Former Pennsylvania Governor Tom Ridge spoke to Philadelphia area business people Wednesday on the economic potential of the state's natural gas deposits. While the Ridge event was closed to the public and the press, a group of activists outside the event protested the industry's impact on water supplies.

Outside the Doubletree Hotel in downtown Philadelphia several dozen people held signs, calling for an end to "fracking."  Fracking is the common name for a process that injects water, sand and chemicals into the ground to help release natural gas deeply buried in what is known as the Marcellus Shale.

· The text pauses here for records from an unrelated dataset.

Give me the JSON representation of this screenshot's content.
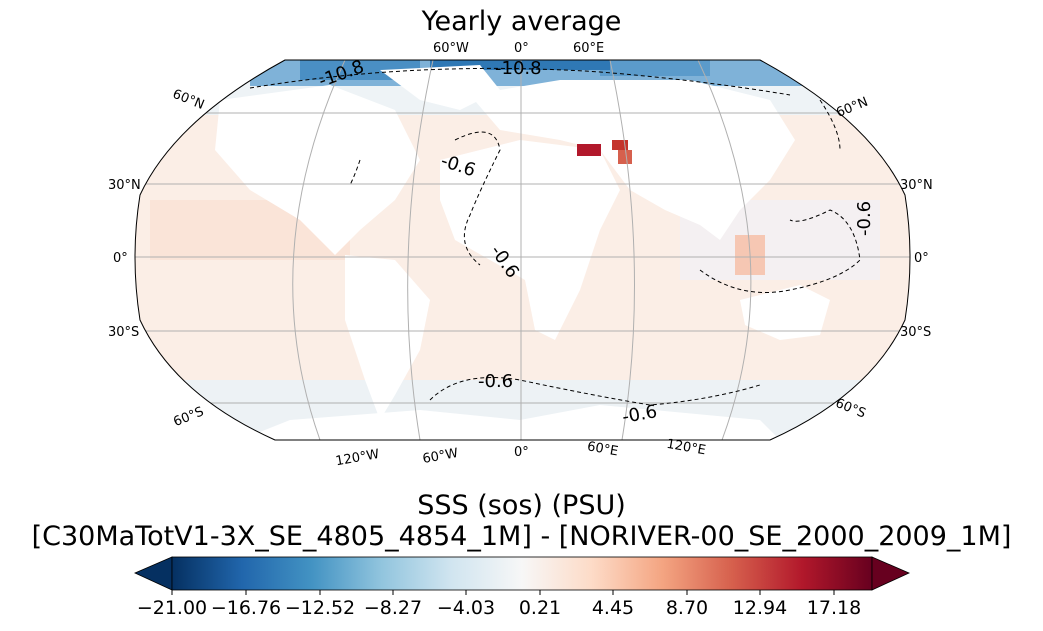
{
  "title": "Yearly average",
  "caption_line1": "SSS (sos) (PSU)",
  "caption_line2": "[C30MaTotV1-3X_SE_4805_4854_1M] - [NORIVER-00_SE_2000_2009_1M]",
  "map": {
    "projection": "Robinson",
    "lat_labels_left": [
      "60°N",
      "30°N",
      "0°",
      "30°S",
      "60°S"
    ],
    "lat_labels_right": [
      "60°N",
      "30°N",
      "0°",
      "30°S",
      "60°S"
    ],
    "lon_labels_top": [
      "60°W",
      "0°",
      "60°E"
    ],
    "lon_labels_bottom": [
      "120°W",
      "60°W",
      "0°",
      "60°E",
      "120°E"
    ],
    "contour_labels": [
      "-10.8",
      "-10.8",
      "-0.6",
      "-0.6",
      "-0.6",
      "-0.6",
      "-0.6"
    ]
  },
  "colorbar": {
    "colormap": "RdBu_r",
    "extend": "both",
    "ticks": [
      "−21.00",
      "−16.76",
      "−12.52",
      "−8.27",
      "−4.03",
      "0.21",
      "4.45",
      "8.70",
      "12.94",
      "17.18"
    ],
    "colors": [
      "#053061",
      "#2166ac",
      "#4393c3",
      "#92c5de",
      "#d1e5f0",
      "#f7f7f7",
      "#fddbc7",
      "#f4a582",
      "#d6604d",
      "#b2182b",
      "#67001f"
    ]
  }
}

Susquehanna County resident Rebecca Roter held up a bottle of cloudy water that she said came from a house in neighboring Bradford County.

"I would say it's gray, and it looks like, bentonite is a drilling mud they use to drill, and the first time I saw that I thought of bentonite. Not something I would want to drink, shower in, or give to my pets, my family," said Roter.

Roter says the abundant drilling for natural gas upstate is polluting residential water wells.

The Department of Environmental Protection just issued a million-dollar fine to Chesapeake Energy for contaminating drinking water in Bradford County.

But industry officials say drilling can be done safely. 

"It's in our business interest. This is a long term commitment to our region. And we're absolutely dedicated to ensuring our water resources are protected," said Travis Windle spokesman for the Marcellus Shale Coalition. 

Windle added that the industry supports new regulations requiring stronger gas wells to keep fracking chemicals and methane out of the water supply.